Introduction to Bioinformatics

FINAL - Fall Quarter 2006

Due date: Friday, November 17, 2006; 5 pm (Late submissions will not be accepted)

Please email your final to final@bioinformaticscourses.com with the subject line "IntroBioinform FA2006 final". It is important that your email include your full name somewhere.

Introduction

The February 17, 2004 release of new structures to the PDB included several structures of the Src kinase SH2 domain co-crystallized with different inhibitors. These structures illustrate amongst other things the reasons for high redundancy in the PDB archive. Scientifically, they demonstrate that low affinity fragments of high affinity inhibitors show the same specificity requirements.

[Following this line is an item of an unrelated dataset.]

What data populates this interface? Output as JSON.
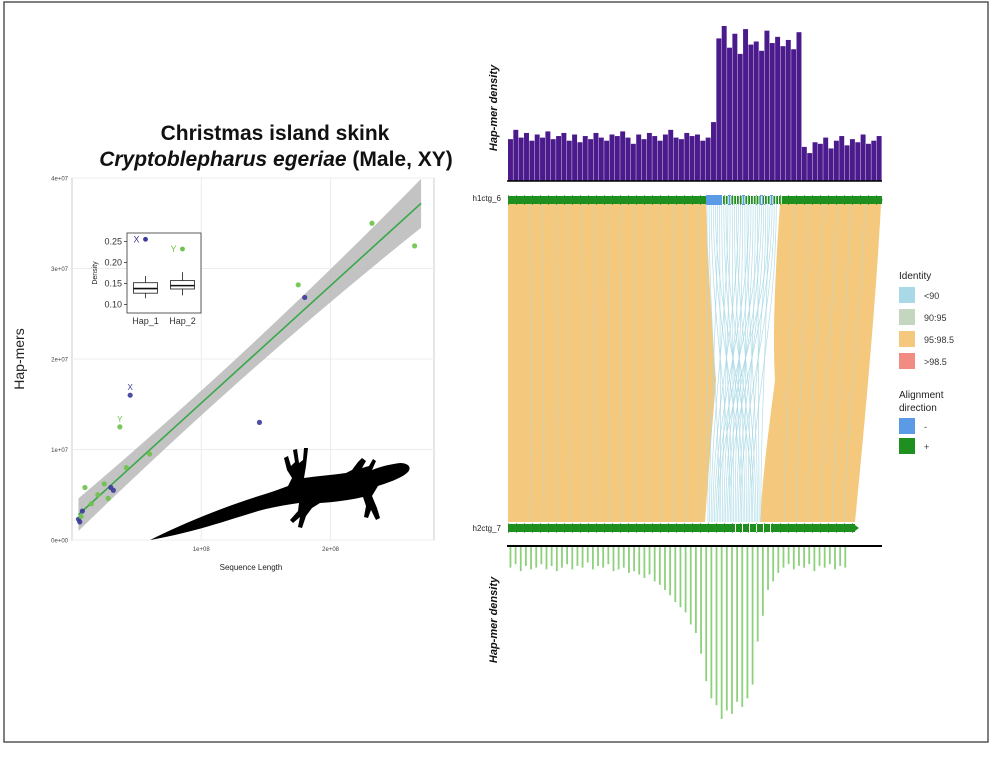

This is an important fact for inhibitor design strategies, like fragment co-crystallization, which involves the soaking of crystal in solutions of various small molecules. It is also important knowledge to have for the design of docking applications for example. The following questions revolve around the protein kinase Src and related family members.

Final Questions

  1. What are the PDB ids for the 27 structures?(Hint: they are consecutive alphanumerically)
  2. What other domains can you find in the human Src kinase protein? Please provide a search result from a protein family database search. (Hint: you can but don't have to get the protein sequence at SwissProt through a link on one of the structure's pages at the PDB)
  3. The Src family of tyrosine kinases contains 8 closely related sequences. All have entries with human sequences available in SwissProt. Using BLAST at NCBI, find those 8 sequences by using just the kinase domain of Src and report the SwissProt entry names and unique ids.
  4. Supply a dendrogram file based on a multiple sequence alignment of these 8 sequences. What are the two groups within the Src family?
  5. The gene of the Src family protein kinase LCK has a specific role in the development of T-cells and patients or mice with defective LCK function exhibit a severe immune disorder. What is the chromosomal region the LCK gene is found on in humans and what is the immune disorder called?
  6. Genbank contains a "reference gene sequence" for LCK. What is its accession number and does GENSCAN correctly find all exons in it? Make sure you submit your sequence in the right format! The most common mistake with this question is that students use mRNA sequences instead of genomic sequences. Please make sure you understand the difference. Your answer should contain the PDF file generated by GENSCAN and a list of the exons labeled as true positives, false negatives, and false positives.